With the end of the semester approaching faster than anyone expected, the Williams lab team is both tying up loose ends and preparing for next steps in research.

Now that Alex has optimized the ChIP protocol, she will begin to either continue to research Ahr1 interactions or start our Nfe2 project. Quang has now identified certain genes from his bioinformatics project that he will be using next semester to do some molecular cloning with Larissa. Larissa will probes for in situ hybridization to further understand where these genes are localized, while Quang will inject capped mRNA for a rescue experiment; both project hope to further our understanding of how loss of nfe2 affects their expression. Jacob is still hard at work perfecting his microinjecting technique and has definitely seen improvement! He will be using this technique to knockdown Nrf3 with a morpholino to observe the developmental changes its loss induces.

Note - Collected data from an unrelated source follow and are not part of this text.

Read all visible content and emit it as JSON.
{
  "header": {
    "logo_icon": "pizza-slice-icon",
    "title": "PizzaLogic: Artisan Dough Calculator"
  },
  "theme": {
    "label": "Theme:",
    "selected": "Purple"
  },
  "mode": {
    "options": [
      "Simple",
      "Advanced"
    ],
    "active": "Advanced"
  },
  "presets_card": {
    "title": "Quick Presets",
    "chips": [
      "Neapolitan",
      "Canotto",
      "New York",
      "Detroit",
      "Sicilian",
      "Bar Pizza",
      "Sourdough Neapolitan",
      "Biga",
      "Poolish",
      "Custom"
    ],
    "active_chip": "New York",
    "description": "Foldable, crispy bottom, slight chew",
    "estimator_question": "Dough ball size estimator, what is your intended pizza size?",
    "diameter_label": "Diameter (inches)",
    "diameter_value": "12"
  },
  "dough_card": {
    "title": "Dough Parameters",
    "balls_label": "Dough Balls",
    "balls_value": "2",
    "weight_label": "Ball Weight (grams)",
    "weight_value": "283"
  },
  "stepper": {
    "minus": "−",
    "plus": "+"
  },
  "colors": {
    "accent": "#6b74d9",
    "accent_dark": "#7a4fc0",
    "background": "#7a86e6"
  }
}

Over the summer Larissa cross-bred two of the strains in lab, the nfe2 knockouts and the Brn3c’s (which have the GFP localized to their neuromasts). These were then raised up and this fall I have been genotyping the adult fish. Our hope was that we would get fish that were homozygous recessive knockouts (meaning both copies of nfe2 is mutant), but unfortunately most of the fish were either homozygous dominant or heterozygotes. This means that I will be joining Jacob in microinjecting Brn3c embryos second semester to observe the effects of Nfe2 loss on the development of neuromast cells. I also will be finishing up the SEM project with nfe2 knockout embryos before the semester ends.